The currency settled at 46.26 to the dollar, down a whopping 32 paise compared with its previous finish and its lowest close in almost a year. Yields on the benchmark 10-year government security shot up to 5.75 per cent. Bond prices and yields move in opposite directions.
Forex market mavens blamed the rupee travails on a burst of demand for dollars amid a tail-off in share purchases by foreign institutional investors (FIIs). Even inflows from non-resident Indians appear to be thinning out against the backdrop of a possible US rate hike.
The cost of money in the US is projected to inch up with the first thrust coming from next week’s Federal Reserve meeting to consider a 25-basis point hike. That would jack up rates from a historic low of 1 per cent to 1.25 per cent.
Forex analysts reckon that the pressure on the Indian currency will remain, though the extent of its drift would depend on intervention by public-sector banks. Vivek Royzada, a senior analyst at Mecklai Financial, says 46.50 could be the next point on the rupee’s journey downhill; it may not be, if banks step in.
The scramble for dollars was evident from the first minute of trading, when nervous operators covered short-dollar positions. The rupee opened at 45.98 to a dollar, breached the 46-barrier and plunged to 46.13 early on.
Later, dealers said there was some intervention, possibly at the behest of the Reserve Bank of India (RBI), but it was not strong enough to temper the dash for dollars.
With exporters also holding back earnings abroad in anticipation of more losses, the rupee sank to a 11-month low of 46.26. It lost 27 paise on Monday, and with today’s tumble, it has come down by over 127 paise, or 2.25 per cent, in the space of less than two weeks.
Some of the analysts are of the opinion that the situation could change for the better after the budget, when FIIs are expected to make a comeback to the equity market.
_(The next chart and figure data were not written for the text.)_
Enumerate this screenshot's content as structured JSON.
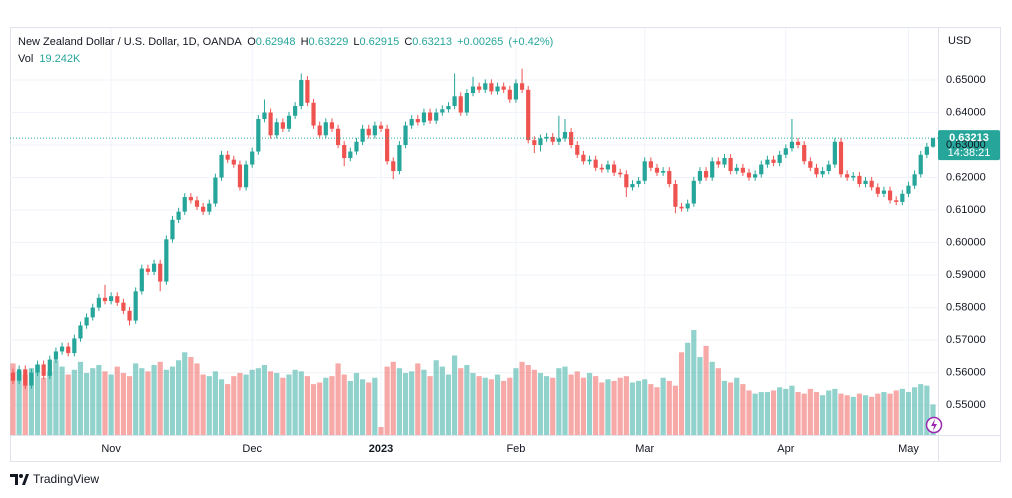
{
  "chart_data": {
    "type": "candlestick",
    "legend": {
      "title": "New Zealand Dollar / U.S. Dollar, 1D, OANDA",
      "open_label": "O",
      "open": 0.62948,
      "high_label": "H",
      "high": 0.63229,
      "low_label": "L",
      "low": 0.62915,
      "close_label": "C",
      "close": 0.63213,
      "change": {
        "value": 0.00265,
        "label": "+0.00265"
      },
      "change_pct": {
        "value": 0.42,
        "label": "(+0.42%)"
      },
      "vol_name": "Vol",
      "vol": {
        "value": 19242,
        "label": "19.242K"
      }
    },
    "currency": "USD",
    "countdown": "14:38:21",
    "up_color": "#26a69a",
    "down_color": "#ef5350",
    "grid": true,
    "ylim": [
      0.5408,
      0.666
    ],
    "yticks": [
      {
        "value": 0.55,
        "label": "0.55000"
      },
      {
        "value": 0.56,
        "label": "0.56000"
      },
      {
        "value": 0.57,
        "label": "0.57000"
      },
      {
        "value": 0.58,
        "label": "0.58000"
      },
      {
        "value": 0.59,
        "label": "0.59000"
      },
      {
        "value": 0.6,
        "label": "0.60000"
      },
      {
        "value": 0.61,
        "label": "0.61000"
      },
      {
        "value": 0.62,
        "label": "0.62000"
      },
      {
        "value": 0.63,
        "label": "0.63000"
      },
      {
        "value": 0.64,
        "label": "0.64000"
      },
      {
        "value": 0.65,
        "label": "0.65000"
      }
    ],
    "categories": [
      null,
      null,
      null,
      null,
      null,
      null,
      null,
      null,
      null,
      null,
      null,
      null,
      null,
      null,
      null,
      null,
      "Nov",
      null,
      null,
      null,
      null,
      null,
      null,
      null,
      null,
      null,
      null,
      null,
      null,
      null,
      null,
      null,
      null,
      null,
      null,
      null,
      null,
      null,
      null,
      "Dec",
      null,
      null,
      null,
      null,
      null,
      null,
      null,
      null,
      null,
      null,
      null,
      null,
      null,
      null,
      null,
      null,
      null,
      null,
      null,
      null,
      "2023",
      null,
      null,
      null,
      null,
      null,
      null,
      null,
      null,
      null,
      null,
      null,
      null,
      null,
      null,
      null,
      null,
      null,
      null,
      null,
      null,
      null,
      "Feb",
      null,
      null,
      null,
      null,
      null,
      null,
      null,
      null,
      null,
      null,
      null,
      null,
      null,
      null,
      null,
      null,
      null,
      null,
      null,
      null,
      "Mar",
      null,
      null,
      null,
      null,
      null,
      null,
      null,
      null,
      null,
      null,
      null,
      null,
      null,
      null,
      null,
      null,
      null,
      null,
      null,
      null,
      null,
      null,
      "Apr",
      null,
      null,
      null,
      null,
      null,
      null,
      null,
      null,
      null,
      null,
      null,
      null,
      null,
      null,
      null,
      null,
      null,
      null,
      null,
      "May",
      null,
      null,
      null,
      null
    ],
    "open": [
      0.56,
      0.5575,
      0.561,
      0.556,
      0.56,
      0.5625,
      0.559,
      0.564,
      0.5665,
      0.568,
      0.566,
      0.5705,
      0.5745,
      0.577,
      0.58,
      0.583,
      0.582,
      0.5835,
      0.5815,
      0.579,
      0.576,
      0.585,
      0.592,
      0.591,
      0.5935,
      0.588,
      0.601,
      0.607,
      0.6095,
      0.614,
      0.613,
      0.611,
      0.6095,
      0.612,
      0.62,
      0.627,
      0.6255,
      0.624,
      0.617,
      0.624,
      0.628,
      0.638,
      0.64,
      0.633,
      0.637,
      0.635,
      0.639,
      0.642,
      0.65,
      0.643,
      0.636,
      0.633,
      0.637,
      0.635,
      0.63,
      0.626,
      0.628,
      0.631,
      0.635,
      0.633,
      0.636,
      0.635,
      0.625,
      0.622,
      0.63,
      0.636,
      0.638,
      0.637,
      0.64,
      0.6375,
      0.64,
      0.641,
      0.642,
      0.645,
      0.64,
      0.646,
      0.648,
      0.647,
      0.649,
      0.6465,
      0.648,
      0.647,
      0.644,
      0.649,
      0.647,
      0.6315,
      0.63,
      0.632,
      0.6325,
      0.631,
      0.632,
      0.634,
      0.63,
      0.627,
      0.625,
      0.6255,
      0.623,
      0.6225,
      0.624,
      0.6215,
      0.621,
      0.617,
      0.618,
      0.619,
      0.625,
      0.623,
      0.6215,
      0.622,
      0.618,
      0.611,
      0.6105,
      0.612,
      0.619,
      0.622,
      0.62,
      0.625,
      0.624,
      0.626,
      0.622,
      0.623,
      0.6215,
      0.62,
      0.621,
      0.624,
      0.6255,
      0.6245,
      0.627,
      0.629,
      0.631,
      0.63,
      0.625,
      0.623,
      0.621,
      0.622,
      0.624,
      0.631,
      0.621,
      0.62,
      0.6205,
      0.618,
      0.619,
      0.617,
      0.615,
      0.616,
      0.613,
      0.6125,
      0.615,
      0.6175,
      0.621,
      0.627,
      0.62948
    ],
    "high": [
      0.5612,
      0.5622,
      0.5622,
      0.5612,
      0.5637,
      0.5637,
      0.5652,
      0.5677,
      0.5692,
      0.5692,
      0.5717,
      0.5757,
      0.5782,
      0.5812,
      0.5842,
      0.587,
      0.5847,
      0.5847,
      0.5827,
      0.5802,
      0.5862,
      0.5932,
      0.5932,
      0.5947,
      0.5947,
      0.6022,
      0.6082,
      0.6107,
      0.6152,
      0.6152,
      0.6142,
      0.6122,
      0.6132,
      0.6212,
      0.6282,
      0.6282,
      0.6267,
      0.6252,
      0.6252,
      0.6292,
      0.6392,
      0.644,
      0.6412,
      0.6382,
      0.6382,
      0.6402,
      0.6432,
      0.652,
      0.6512,
      0.6442,
      0.6372,
      0.6382,
      0.6382,
      0.6362,
      0.6312,
      0.6292,
      0.6322,
      0.6362,
      0.6362,
      0.6372,
      0.6372,
      0.6362,
      0.6262,
      0.6312,
      0.6372,
      0.6392,
      0.6392,
      0.6412,
      0.6412,
      0.6412,
      0.6422,
      0.6432,
      0.652,
      0.6462,
      0.6472,
      0.651,
      0.6492,
      0.6502,
      0.6502,
      0.6492,
      0.6492,
      0.6482,
      0.6502,
      0.6535,
      0.6482,
      0.6327,
      0.6332,
      0.6337,
      0.6337,
      0.639,
      0.638,
      0.6352,
      0.6312,
      0.6282,
      0.6267,
      0.6267,
      0.6242,
      0.6252,
      0.6252,
      0.6227,
      0.6222,
      0.6192,
      0.6202,
      0.6262,
      0.6262,
      0.6242,
      0.6232,
      0.6232,
      0.6192,
      0.6122,
      0.6132,
      0.6202,
      0.6232,
      0.6232,
      0.6262,
      0.6262,
      0.6272,
      0.6272,
      0.6242,
      0.6242,
      0.6227,
      0.6222,
      0.6252,
      0.6267,
      0.6267,
      0.6282,
      0.6302,
      0.638,
      0.6322,
      0.6312,
      0.6262,
      0.6242,
      0.6232,
      0.6252,
      0.6322,
      0.6322,
      0.6222,
      0.6217,
      0.6217,
      0.6202,
      0.6202,
      0.6182,
      0.6172,
      0.6172,
      0.6142,
      0.6162,
      0.6187,
      0.6222,
      0.6282,
      0.6307,
      0.63229
    ],
    "low": [
      0.5565,
      0.5565,
      0.555,
      0.555,
      0.559,
      0.558,
      0.558,
      0.563,
      0.5655,
      0.565,
      0.565,
      0.5695,
      0.5735,
      0.576,
      0.579,
      0.581,
      0.581,
      0.5805,
      0.578,
      0.5745,
      0.575,
      0.584,
      0.59,
      0.59,
      0.585,
      0.587,
      0.6,
      0.606,
      0.6085,
      0.612,
      0.61,
      0.6085,
      0.6085,
      0.611,
      0.619,
      0.6245,
      0.623,
      0.616,
      0.616,
      0.623,
      0.627,
      0.637,
      0.632,
      0.632,
      0.634,
      0.634,
      0.638,
      0.641,
      0.642,
      0.635,
      0.632,
      0.632,
      0.634,
      0.629,
      0.6235,
      0.625,
      0.627,
      0.63,
      0.632,
      0.632,
      0.634,
      0.624,
      0.6195,
      0.621,
      0.629,
      0.635,
      0.636,
      0.636,
      0.6365,
      0.6365,
      0.639,
      0.64,
      0.641,
      0.639,
      0.639,
      0.645,
      0.646,
      0.646,
      0.6455,
      0.6455,
      0.646,
      0.643,
      0.643,
      0.646,
      0.6305,
      0.6275,
      0.628,
      0.631,
      0.63,
      0.63,
      0.631,
      0.629,
      0.626,
      0.624,
      0.624,
      0.622,
      0.6215,
      0.6215,
      0.6205,
      0.62,
      0.614,
      0.616,
      0.617,
      0.618,
      0.622,
      0.6205,
      0.6205,
      0.617,
      0.609,
      0.6095,
      0.6095,
      0.611,
      0.618,
      0.619,
      0.619,
      0.623,
      0.623,
      0.621,
      0.621,
      0.6205,
      0.619,
      0.619,
      0.62,
      0.623,
      0.6235,
      0.6235,
      0.626,
      0.628,
      0.629,
      0.624,
      0.622,
      0.62,
      0.62,
      0.621,
      0.623,
      0.62,
      0.619,
      0.619,
      0.617,
      0.617,
      0.616,
      0.614,
      0.614,
      0.612,
      0.6115,
      0.6115,
      0.614,
      0.6165,
      0.62,
      0.626,
      0.62915
    ],
    "close": [
      0.5575,
      0.561,
      0.556,
      0.56,
      0.5625,
      0.559,
      0.564,
      0.5665,
      0.568,
      0.566,
      0.5705,
      0.5745,
      0.577,
      0.58,
      0.583,
      0.582,
      0.5835,
      0.5815,
      0.579,
      0.576,
      0.585,
      0.592,
      0.591,
      0.5935,
      0.588,
      0.601,
      0.607,
      0.6095,
      0.614,
      0.613,
      0.611,
      0.6095,
      0.612,
      0.62,
      0.627,
      0.6255,
      0.624,
      0.617,
      0.624,
      0.628,
      0.638,
      0.64,
      0.633,
      0.637,
      0.635,
      0.639,
      0.642,
      0.65,
      0.643,
      0.636,
      0.633,
      0.637,
      0.635,
      0.63,
      0.626,
      0.628,
      0.631,
      0.635,
      0.633,
      0.636,
      0.635,
      0.625,
      0.622,
      0.63,
      0.636,
      0.638,
      0.637,
      0.64,
      0.6375,
      0.64,
      0.641,
      0.642,
      0.645,
      0.64,
      0.646,
      0.648,
      0.647,
      0.649,
      0.6465,
      0.648,
      0.647,
      0.644,
      0.649,
      0.647,
      0.6315,
      0.63,
      0.632,
      0.6325,
      0.631,
      0.632,
      0.634,
      0.63,
      0.627,
      0.625,
      0.6255,
      0.623,
      0.6225,
      0.624,
      0.6215,
      0.621,
      0.617,
      0.618,
      0.619,
      0.625,
      0.623,
      0.6215,
      0.622,
      0.618,
      0.611,
      0.6105,
      0.612,
      0.619,
      0.622,
      0.62,
      0.625,
      0.624,
      0.626,
      0.622,
      0.623,
      0.6215,
      0.62,
      0.621,
      0.624,
      0.6255,
      0.6245,
      0.627,
      0.629,
      0.631,
      0.63,
      0.625,
      0.623,
      0.621,
      0.622,
      0.624,
      0.631,
      0.621,
      0.62,
      0.6205,
      0.618,
      0.619,
      0.617,
      0.615,
      0.616,
      0.613,
      0.6125,
      0.615,
      0.6175,
      0.621,
      0.627,
      0.62948,
      0.63213
    ],
    "volume": [
      45000,
      40000,
      38000,
      42000,
      44000,
      36000,
      40000,
      47000,
      43000,
      38000,
      41000,
      46000,
      39000,
      42000,
      44000,
      40000,
      38000,
      43000,
      39000,
      37000,
      45000,
      42000,
      40000,
      44000,
      46000,
      41000,
      43000,
      47000,
      52000,
      49000,
      45000,
      38000,
      37000,
      40000,
      35000,
      32000,
      37000,
      39000,
      38000,
      41000,
      42000,
      44000,
      40000,
      39000,
      36000,
      38000,
      41000,
      40000,
      37000,
      32000,
      33000,
      36000,
      37000,
      45000,
      38000,
      34000,
      39000,
      35000,
      33000,
      36000,
      5000,
      43000,
      46000,
      42000,
      39000,
      40000,
      45000,
      41000,
      37000,
      47000,
      43000,
      38000,
      50000,
      42000,
      44000,
      39000,
      37000,
      36000,
      35000,
      38000,
      34000,
      36000,
      42000,
      46000,
      44000,
      41000,
      39000,
      37000,
      36000,
      42000,
      43000,
      38000,
      40000,
      36000,
      39000,
      37000,
      33000,
      35000,
      34000,
      36000,
      37000,
      33000,
      34000,
      35000,
      32000,
      30000,
      36000,
      34000,
      31000,
      52000,
      58000,
      66000,
      49000,
      56000,
      46000,
      42000,
      34000,
      33000,
      36000,
      32000,
      28000,
      26000,
      27000,
      27000,
      28000,
      30000,
      29000,
      31000,
      27000,
      26000,
      29000,
      27000,
      25000,
      28000,
      29000,
      26000,
      25000,
      24000,
      26000,
      25000,
      24000,
      26000,
      27000,
      26000,
      28000,
      29000,
      27000,
      30000,
      32000,
      31000,
      19242
    ]
  },
  "footer": {
    "brand": "TradingView"
  }
}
Yet, there are others who feel that chances of the rupee appreciation have diminished a lot due to signs of rising rates in the developed countries.
“The budget will lay down the broad policy, but it can do little to bolster the rupee, whose movements will be guided by interest rates in the US,” an analyst said.
Yields on the benchmark 10-year security have gone up 30 basis points to a year’s high in the past two sessions, reflecting investors’ anxiety over rising inflation and the possibility of a rise in rates at home, as a result of the likelihood of similar trends in the West.
The market sees a signal of rising borrowing costs in RBI governor Y. V. Reddy’s remark that the central bank will have to revisit its monetary policy stance if global interest rates harden. While some expect this to happen in October, others feel it could take place long before that.
It was a listless session on stock markets, where investor interest waned in the run-up to the Union budget. On Dalal Street, the BSE sensex closed at 4735.86, down 2.76 points from Tuesday’s finish of 4738.62. The volume of business, though low, was higher at Rs 1494.37 crore from Rs 1331.91 crore yesterday.